Only possible cuts are $(1,2)$.

x y segments (a,b,c) valid?
1 2 (1,1,1) yes

The algorithm computes $total = 1$, $k = 1$, $invalid = 3 \cdot 0 = 0$, so probability is $1$.

This confirms the smallest case behaves correctly without special handling.

Example 2: $n = 6$

Total pairs: $\binom{5}{2} = 10$. Here $k = 2$, so invalid = $3 \cdot \binom{2}{2} = 3$. Valid = 7.

x y segments valid?
1 2 (1,1,4) no
1 3 (1,2,3) no
1 4 (1,3,2) yes
1 5 (1,4,1) no
2 3 (2,1,3) no
2 4 (2,2,2) yes
2 5 (2,3,1) yes
3 4 (3,1,2) yes
3 5 (3,2,1) yes
4 5 (4,1,1) no

The computed probability is $7/10$, matching the formula.

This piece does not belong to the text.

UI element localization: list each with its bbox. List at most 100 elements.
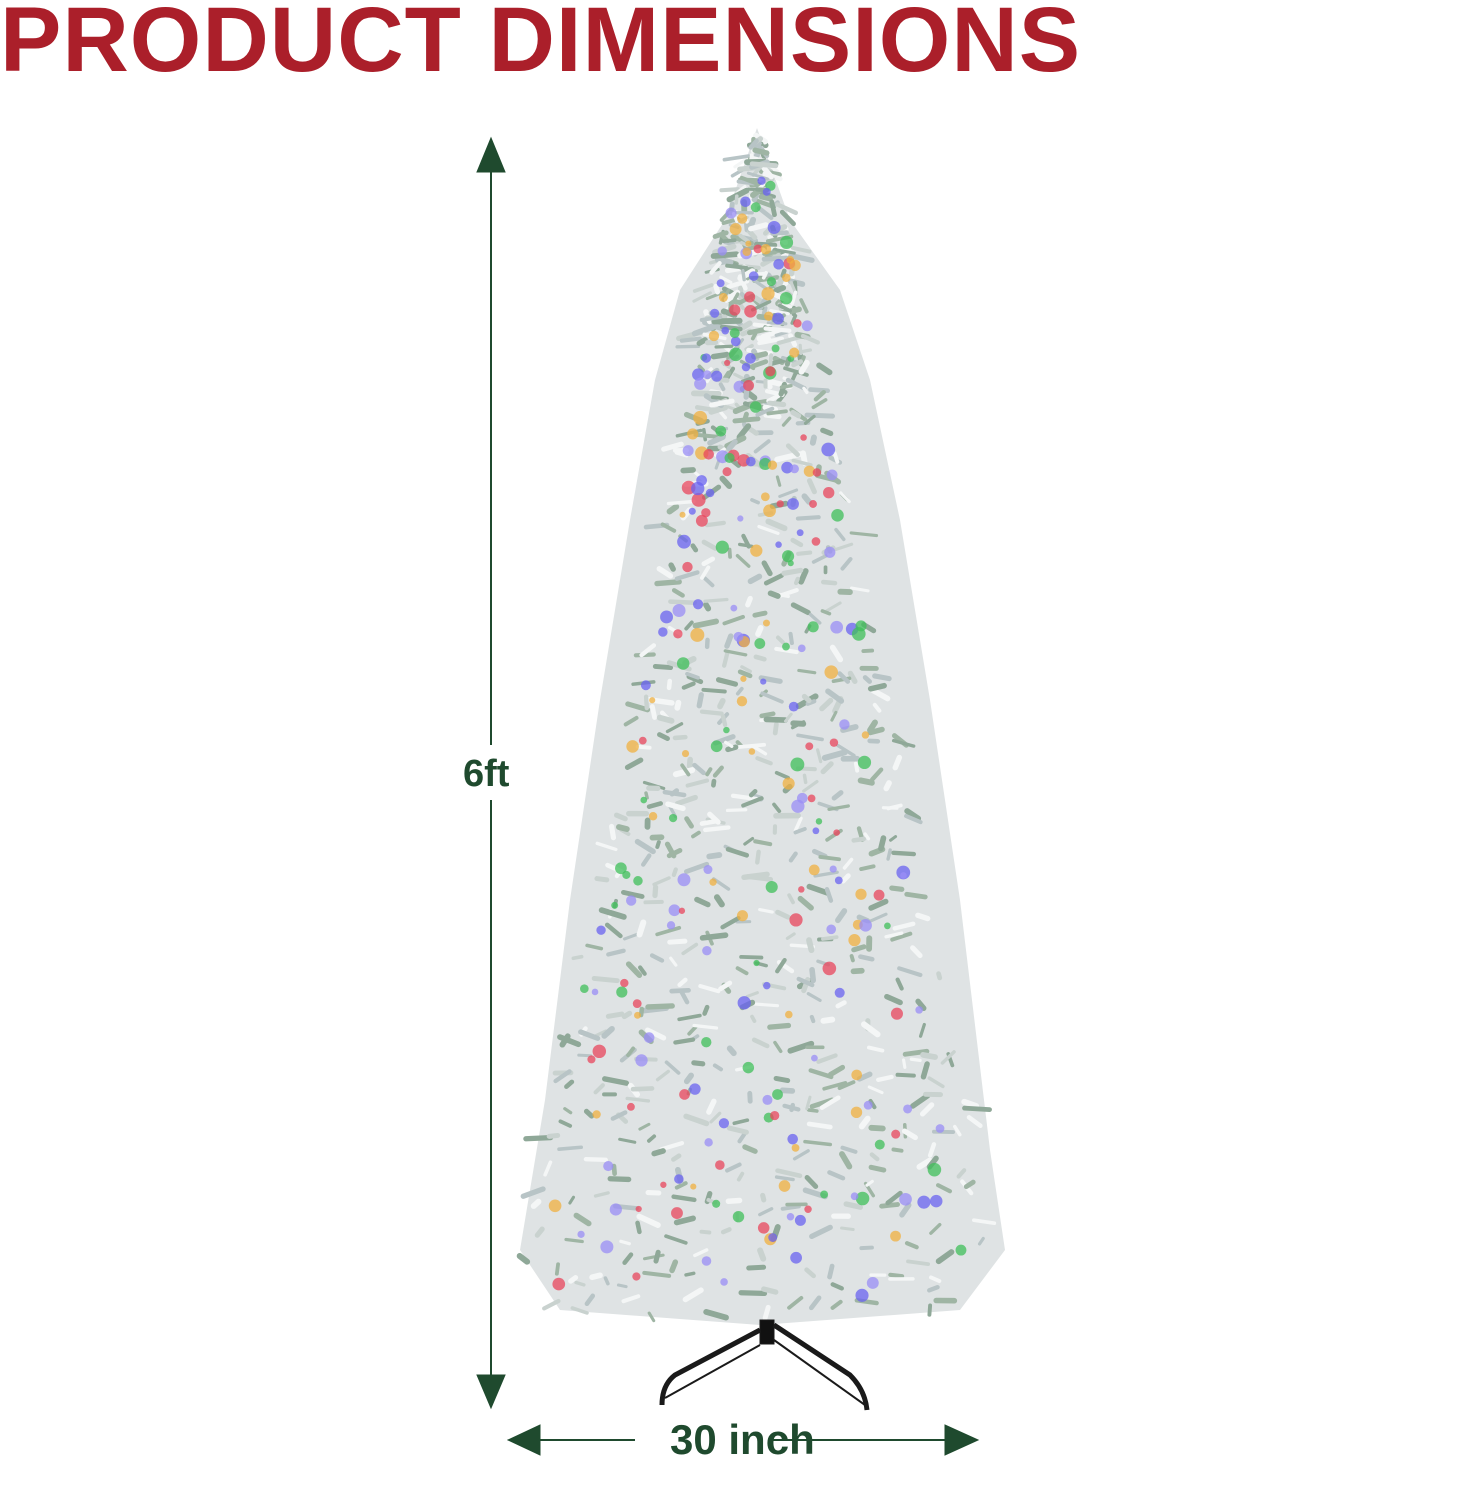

This trace shows that invalid cases correspond exactly to highly skewed splits where one segment dominates.

Complexity Analysis

Measure Complexity Explanation
Time $O(1)$ per test Each test uses constant-time arithmetic and exponentiation
Space $O(1)$ No data structures are stored

The constraints allow up to $10^5$ test cases, so a constant-time formula per query is necessary. The modular exponentiation for inverses is fast enough since it runs in $O(\log MOD)$, which is fixed.

Test Cases

import sys, io

MOD = 10**9 + 7

def run(inp: str) -> str:
    sys.stdin = io.StringIO(inp)
    import sys
    input = sys.stdin.readline

    def modinv(x):
        return pow(x, MOD - 2, MOD)

    def comb2(x):
        if x < 2:
            return 0
        return x * (x - 1) // 2

    def solve(n):
        total = comb2(n - 1)
        k = (n - 1) // 2
        invalid = 3 * comb2(k)
        if total == 0:
            return 0
        return (total - invalid) % MOD * modinv(total % MOD) % MOD

    t = int(input())
    out = []
    for _ in range(t):
        out.append(str(solve(int(input()))))
    return "\n".join(out)

# provided samples (conceptual)
assert run("1\n3\n") == "1", "n=3"

# custom cases
assert run("1\n4\n") == "1", "small boundary"
assert run("1\n5\n") == "4", "odd case"
assert run("1\n6\n") == "7", "classic case"
assert run("3\n3\n4\n6\n") == "1\n1\n7", "multi test"
Test input Expected output What it validates
n=3 1 minimal valid triangle
n=4 1 smallest non-trivial asymmetry
n=6 7/10 balanced case correctness
mixed 1,1,7 batch processing

Edge Cases

For $n = 3$, there is exactly one pair of cuts and it always forms a triangle. The formula gives $total = 1$, $k = 1$, so $invalid = 0$, producing probability 1 as expected.

For $n = 4$, total is $\binom{3}{2} = 3$. The only valid split is $1,1,2$, since $2,1,1$ is equivalent and still valid, giving probability $1$. The algorithm computes $k = 1$, invalid = 0, consistent with this.

For large $n$, the symmetry assumption ensures invalid configurations scale quadratically, matching the total quadratic growth, so the probability stabilizes without numerical instability.